Стеха была непререкаемым авторитетом, и Илья немного успокоился.

В молчании он уничтожил всё, что было в миске, даже не поняв толком, что ел, выпил стакан вина, поставленный Настей. И вдруг вспомнил:

– Настька! Совсем голову заморочила слезьми своими, я и забыл… У меня подарок есть!

– Да? - Настя обернулась от печи. - Покажи!

Улыбаясь, Илья вытащил из-за пазухи забытый свёрток, положил на стол, развернул. Фиолетовые аметисты блеснули таинственным розоватым светом, тускло заблестело золото.

Вот, как ты любишь… Маленькие.

– Маленькие, да удаленькие. - испуганно сказала Настя, беря в руки одну серьгу и глядя на свет. - Илья, ты, воля твоя, с ума сошёл! Я же знаю, сколько стоит такое!

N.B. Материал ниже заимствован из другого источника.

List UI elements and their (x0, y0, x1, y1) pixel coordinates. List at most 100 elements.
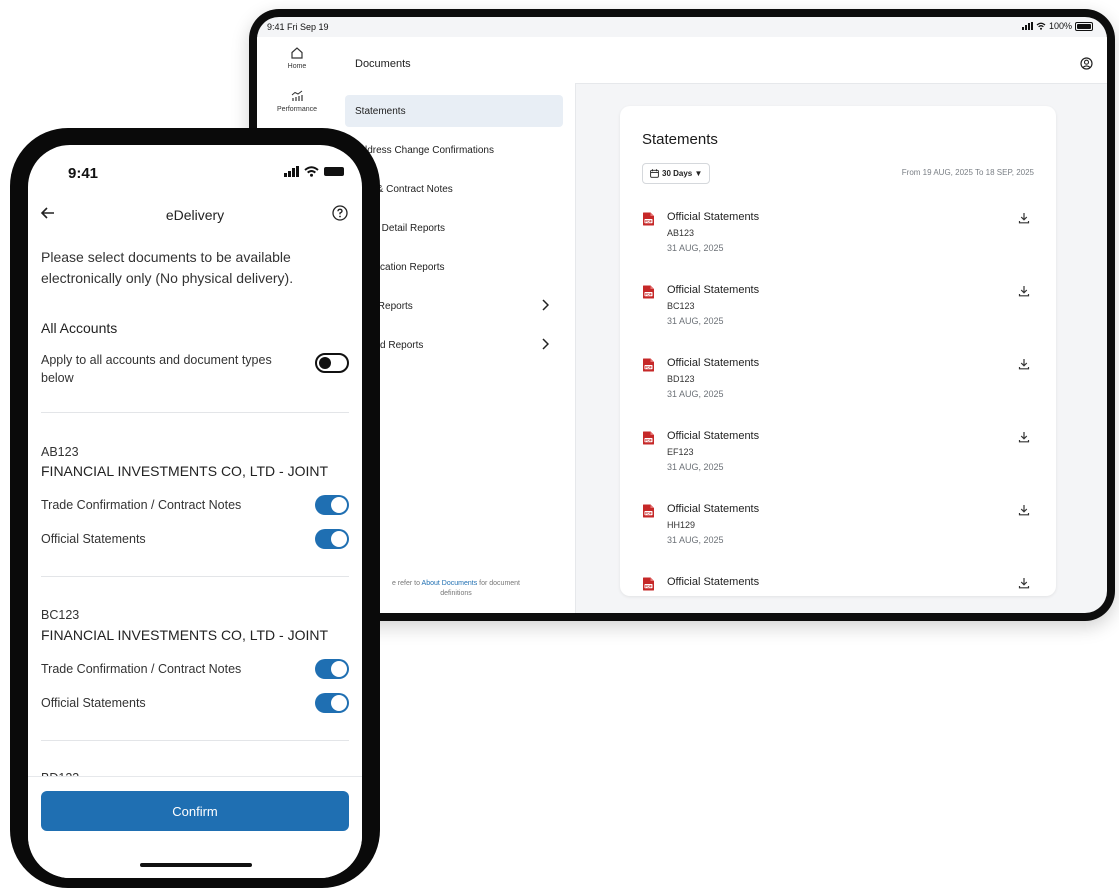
svg-text:PDF: PDF (645, 365, 652, 369)
page-title: Documents (355, 58, 411, 70)
card-title: Statements (642, 131, 718, 148)
download-button[interactable] (1018, 211, 1030, 229)
menu-item-address-change[interactable]: Address Change Confirmations (345, 134, 563, 166)
rail-item-performance[interactable]: Performance (257, 89, 337, 113)
svg-text:PDF: PDF (645, 438, 652, 442)
menu-item-statements[interactable]: Statements (345, 95, 563, 127)
download-button[interactable] (1018, 284, 1030, 302)
account-id: AB123 (41, 445, 79, 459)
pdf-file-icon: PDF (643, 212, 654, 226)
svg-text:PDF: PDF (645, 219, 652, 223)
phone-status-icons (284, 166, 344, 177)
tablet-status-bar: 9:41 Fri Sep 19 100% (257, 17, 1107, 37)
divider (41, 740, 349, 741)
download-icon[interactable] (1018, 577, 1030, 589)
pdf-file-icon: PDF (643, 431, 654, 445)
trade-confirmation-toggle[interactable] (315, 495, 349, 515)
battery-icon (1075, 21, 1093, 31)
rail-label-home: Home (287, 63, 307, 70)
signal-icon (1021, 22, 1033, 30)
download-icon[interactable] (1018, 285, 1030, 297)
account-id: BC123 (41, 608, 80, 622)
status-time: 9:41 Fri Sep 19 (267, 22, 329, 32)
document-account: AB123 (667, 228, 695, 238)
divider (41, 412, 349, 413)
document-name: Official Statements (667, 503, 760, 515)
download-icon[interactable] (1018, 212, 1030, 224)
document-date: 31 AUG, 2025 (667, 389, 724, 399)
document-account: BD123 (667, 374, 695, 384)
download-button[interactable] (1018, 576, 1030, 594)
signal-icon (284, 166, 299, 177)
confirm-button[interactable]: Confirm (41, 791, 349, 831)
official-statements-toggle[interactable] (315, 693, 349, 713)
pdf-file-icon: PDF (643, 504, 654, 518)
document-row[interactable]: PDF Official Statements BC123 31 AUG, 2025 (642, 284, 1034, 344)
menu-label: Statements (355, 105, 406, 117)
rail-item-home[interactable]: Home (257, 46, 337, 70)
calendar-icon (650, 169, 659, 178)
download-button[interactable] (1018, 503, 1030, 521)
document-account: HH129 (667, 520, 696, 530)
documents-header: Documents (337, 37, 1107, 84)
svg-text:PDF: PDF (645, 511, 652, 515)
about-documents-link[interactable]: About Documents (422, 580, 478, 587)
document-account: BC123 (667, 301, 695, 311)
download-button[interactable] (1018, 357, 1030, 375)
document-name: Official Statements (667, 430, 760, 442)
document-date: 31 AUG, 2025 (667, 243, 724, 253)
pdf-file-icon: PDF (643, 285, 654, 299)
option-label: Trade Confirmation / Contract Notes (41, 662, 242, 676)
svg-text:PDF: PDF (645, 292, 652, 296)
download-icon[interactable] (1018, 504, 1030, 516)
pdf-file-icon: PDF (643, 577, 654, 591)
document-row[interactable]: PDF Official Statements BD123 31 AUG, 2025 (642, 357, 1034, 417)
phone-nav-bar: eDelivery (28, 203, 362, 227)
document-name: Official Statements (667, 576, 760, 588)
wifi-icon (1036, 22, 1046, 30)
option-label: Trade Confirmation / Contract Notes (41, 498, 242, 512)
document-name: Official Statements (667, 357, 760, 369)
download-button[interactable] (1018, 430, 1030, 448)
phone-device: 9:41 eDelivery Please select documents t… (10, 128, 380, 888)
download-icon[interactable] (1018, 431, 1030, 443)
option-label: Official Statements (41, 696, 146, 710)
chevron-right-icon (542, 299, 549, 311)
pdf-file-icon: PDF (643, 358, 654, 372)
phone-status-time: 9:41 (68, 165, 99, 182)
apply-all-label: Apply to all accounts and document types… (41, 353, 272, 385)
date-range-dropdown[interactable]: 30 Days ▼ (642, 163, 711, 184)
profile-icon[interactable] (1080, 57, 1093, 70)
document-date: 31 AUG, 2025 (667, 462, 724, 472)
rail-label-performance: Performance (276, 106, 318, 113)
document-date: 31 AUG, 2025 (667, 535, 724, 545)
phone-screen: 9:41 eDelivery Please select documents t… (28, 145, 362, 878)
battery-percent: 100% (1048, 21, 1072, 31)
account-name: FINANCIAL INVESTMENTS CO, LTD - JOINT (41, 627, 329, 643)
tablet-screen: 9:41 Fri Sep 19 100% Home Performance Do… (257, 17, 1107, 613)
menu-label: Address Change Confirmations (355, 144, 494, 156)
document-row[interactable]: PDF Official Statements (642, 576, 1034, 596)
document-row[interactable]: PDF Official Statements AB123 31 AUG, 2025 (642, 211, 1034, 271)
document-date: 31 AUG, 2025 (667, 316, 724, 326)
document-name: Official Statements (667, 284, 760, 296)
all-accounts-heading: All Accounts (41, 320, 118, 336)
date-range-label: 30 Days ▼ (662, 169, 703, 178)
document-account: EF123 (667, 447, 694, 457)
download-icon[interactable] (1018, 358, 1030, 370)
document-name: Official Statements (667, 211, 760, 223)
nav-title: eDelivery (165, 207, 225, 223)
intro-text: Please select documents to be available … (41, 249, 294, 286)
document-row[interactable]: PDF Official Statements HH129 31 AUG, 2025 (642, 503, 1034, 563)
trade-confirmation-toggle[interactable] (315, 659, 349, 679)
document-row[interactable]: PDF Official Statements EF123 31 AUG, 2025 (642, 430, 1034, 490)
svg-text:PDF: PDF (645, 584, 652, 588)
help-icon[interactable] (332, 205, 348, 221)
chevron-right-icon (542, 338, 549, 350)
apply-all-toggle[interactable] (315, 353, 349, 373)
battery-icon (324, 167, 344, 176)
official-statements-toggle[interactable] (315, 529, 349, 549)
account-name: FINANCIAL INVESTMENTS CO, LTD - JOINT (41, 463, 329, 479)
performance-icon (291, 90, 303, 101)
date-range-text: From 19 AUG, 2025 To 18 SEP, 2025 (901, 168, 1034, 177)
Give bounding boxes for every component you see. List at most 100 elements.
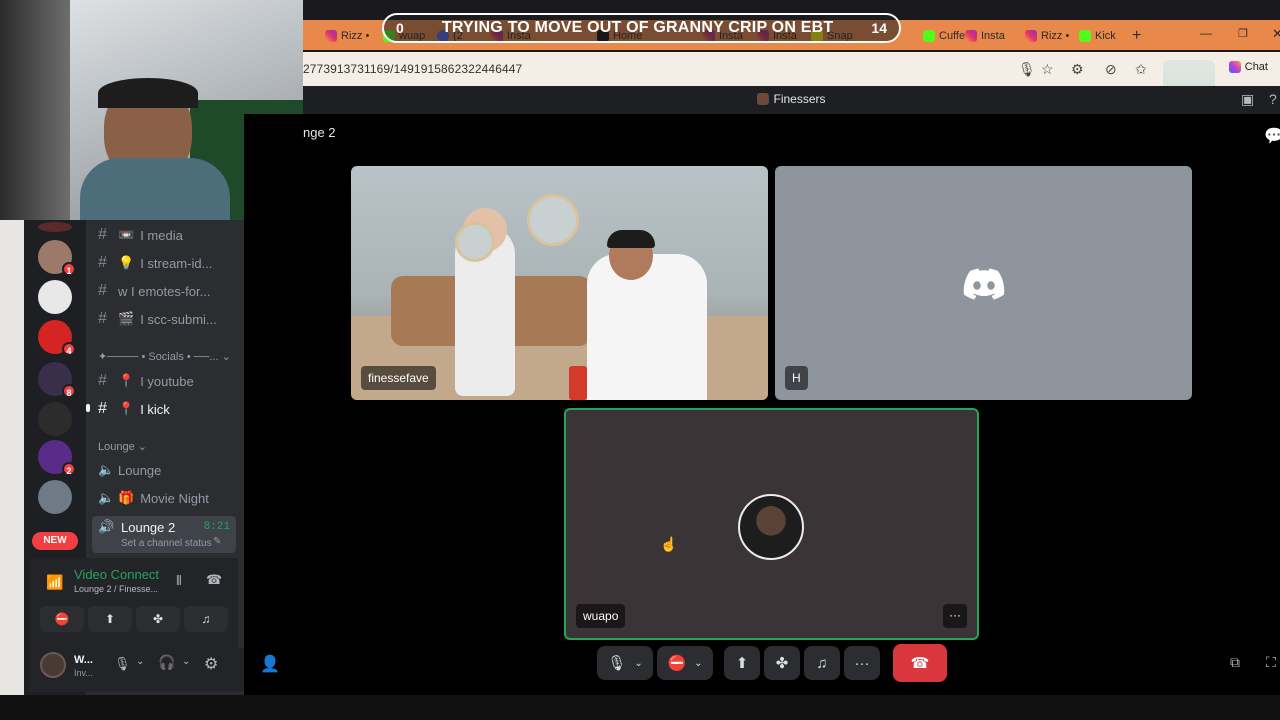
screen-share-button[interactable]: ⬆ [724, 646, 760, 680]
microphone-icon[interactable]: 🎙 [114, 656, 131, 672]
extension-2-icon[interactable]: ⊘ [1105, 61, 1117, 78]
activities-button[interactable]: ✤ [764, 646, 800, 680]
fullscreen-icon[interactable]: ⛶ [1266, 654, 1276, 671]
new-tab-icon[interactable]: + [1132, 27, 1141, 45]
help-icon[interactable]: ? [1269, 91, 1277, 107]
voice-connected-panel: 📶 Video Connect Lounge 2 / Finesse... ⦀ … [30, 558, 238, 652]
noise-suppression-icon[interactable]: ⦀ [176, 573, 182, 589]
user-status: Inv... [74, 668, 93, 678]
channel-stream-ideas[interactable]: # 💡 I stream-id... [98, 254, 212, 272]
goal-title: TRYING TO MOVE OUT OF GRANNY CRIP ON EBT [441, 19, 834, 36]
kick-icon [923, 30, 935, 42]
camera-toggle-button[interactable]: ⛔ [40, 606, 84, 632]
channel-emotes[interactable]: # w I emotes-for... [98, 282, 210, 300]
activities-icon: ✤ [152, 612, 164, 626]
goal-end-number: 14 [871, 20, 887, 36]
channel-label: Movie Night [140, 490, 209, 506]
address-bar[interactable]: 2773913731169/1491915862322446447 🎙 ☆ ⚙ … [303, 52, 1280, 86]
category-label: ✦──── • Socials • ──... [98, 351, 219, 363]
popout-icon[interactable]: ⧉ [1230, 654, 1240, 671]
browser-tab[interactable]: Rizz • [325, 26, 369, 46]
tab-label: Insta [981, 30, 1005, 42]
invite-icon[interactable]: 👤 [260, 654, 280, 674]
user-panel: W... Inv... 🎙 ⌄ 🎧 ⌄ ⚙ [30, 648, 244, 692]
bookmark-star-icon[interactable]: ☆ [1041, 61, 1054, 78]
activities-button[interactable]: ✤ [136, 606, 180, 632]
server-icon[interactable]: 4 [38, 320, 76, 356]
chevron-down-icon[interactable]: ⌄ [136, 656, 144, 667]
category-lounge[interactable]: Lounge ⌄ [98, 440, 147, 453]
server-icon[interactable]: 2 [38, 440, 76, 476]
soundboard-button[interactable]: ♫ [184, 606, 228, 632]
channel-emoji: 🎁 [118, 490, 135, 505]
channel-status[interactable]: Set a channel status [121, 538, 212, 549]
channel-youtube[interactable]: # 📍 I youtube [98, 372, 194, 390]
channel-label: I media [140, 227, 183, 243]
video-tile-wuapo[interactable]: wuapo ··· [564, 408, 979, 640]
signal-icon[interactable]: 📶 [46, 574, 63, 591]
soundboard-icon: ♫ [816, 654, 828, 672]
server-icon [757, 93, 770, 105]
screen-share-button[interactable]: ⬆ [88, 606, 132, 632]
new-badge[interactable]: NEW [32, 532, 78, 550]
server-icon[interactable] [38, 480, 72, 514]
chat-bubble-icon[interactable]: 💬 [1264, 126, 1280, 146]
minimize-icon[interactable]: — [1200, 26, 1212, 40]
browser-tab[interactable]: Rizz • [1025, 26, 1069, 46]
camera-button[interactable]: ⛔ ⌄ [657, 646, 713, 680]
server-icon[interactable] [38, 222, 72, 232]
channel-media[interactable]: # 📼 I media [98, 226, 183, 244]
username[interactable]: W... [74, 654, 93, 666]
url-text[interactable]: 2773913731169/1491915862322446447 [303, 62, 522, 76]
instagram-icon [1025, 30, 1037, 42]
more-button[interactable]: ··· [844, 646, 880, 680]
headphones-icon[interactable]: 🎧 [158, 654, 175, 671]
voice-status-subtitle[interactable]: Lounge 2 / Finesse... [74, 584, 158, 594]
more-options-icon[interactable]: ··· [943, 604, 967, 628]
soundboard-button[interactable]: ♫ [804, 646, 840, 680]
server-icon[interactable] [38, 402, 72, 436]
settings-gear-icon[interactable]: ⚙ [204, 654, 218, 674]
browser-tab[interactable]: Insta [965, 26, 1005, 46]
video-tile-finessefave[interactable]: finessefave [351, 166, 768, 400]
chevron-down-icon[interactable]: ⌄ [694, 658, 702, 669]
mute-button[interactable]: 🎙 ⌄ [597, 646, 653, 680]
channel-emoji: 📼 [118, 227, 135, 242]
chevron-down-icon[interactable]: ⌄ [182, 656, 190, 667]
browser-tab[interactable]: Cuffe [923, 26, 965, 46]
browser-tab[interactable]: Kick [1079, 26, 1116, 46]
disconnect-icon[interactable]: ☎ [206, 572, 222, 588]
voice-channel-movie-night[interactable]: 🔈 🎁 Movie Night [98, 490, 209, 506]
server-icon[interactable]: 1 [38, 240, 76, 276]
speaker-icon: 🔈 [98, 462, 115, 477]
channel-kick[interactable]: # 📍 I kick [98, 400, 170, 418]
inbox-icon[interactable]: ▣ [1241, 91, 1254, 108]
discord-logo-icon [963, 268, 1005, 300]
category-socials[interactable]: ✦──── • Socials • ──... ⌄ [98, 350, 231, 363]
extension-icon[interactable]: ⚙ [1071, 61, 1084, 78]
voice-channel-lounge-2[interactable]: 🔊 Lounge 2 8:21 Set a channel status ✎ [92, 516, 236, 553]
chevron-down-icon: ⌄ [137, 441, 147, 453]
hash-icon: # [98, 226, 107, 243]
activities-icon: ✤ [775, 655, 789, 672]
disconnect-button[interactable]: ☎ [893, 644, 947, 682]
close-window-icon[interactable]: ✕ [1272, 26, 1280, 42]
tile-name-label: finessefave [361, 366, 436, 390]
chevron-down-icon[interactable]: ⌄ [634, 658, 642, 669]
copilot-chat-button[interactable]: Chat [1228, 61, 1268, 73]
channel-emoji: 📍 [118, 401, 135, 416]
favorites-icon[interactable]: ✩ [1135, 61, 1147, 78]
pencil-icon[interactable]: ✎ [213, 536, 221, 547]
server-icon[interactable]: 8 [38, 362, 76, 398]
tab-label: Cuffe [939, 30, 966, 42]
channel-label: I kick [140, 401, 170, 417]
voice-channel-lounge[interactable]: 🔈 Lounge [98, 462, 161, 478]
avatar[interactable] [40, 652, 66, 678]
voice-status-title[interactable]: Video Connect [74, 567, 164, 582]
restore-icon[interactable]: ❐ [1238, 27, 1248, 40]
video-tile-h[interactable]: H [775, 166, 1192, 400]
channel-scc-submissions[interactable]: # 🎬 I scc-submi... [98, 310, 217, 328]
tab-label: Rizz • [341, 30, 370, 42]
mic-icon[interactable]: 🎙 [1018, 61, 1036, 78]
server-icon[interactable] [38, 280, 72, 314]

– Не на ветер ведь выбросил. - важно сказал он, уже видя, что Насте понравились серёжки, и радуясь - угодил. - Надела бы.

– Ночь ведь уже… - сказала она, но всё-таки подошла к зеркалу. Через минуту вернулась:

– Ну, как тебе?

– Мне что с ними, что без них - одинаково. - честно сказал Илья. - Слушай, как бог такую красоту делает? Тут точно не без сатаны обошлось… У меня отец говорил: чем баба красивее - тем в ней чёрта больше сидит!

– Шутишь? - обиделась Настя.

– Любишь![87] - в тон ответил Илья, и они оба рассмеялись. Аметисты закачались по обе стороны лица Насти, бросая на её смуглую кожу россыпи розовых искр, ярко оттеняя улыбку, и, медленно вставая из-за стола, Илья подумал:

никакие шрамы, никакие борозды её не портят. Всё равно царица. Всё равно лучше всех.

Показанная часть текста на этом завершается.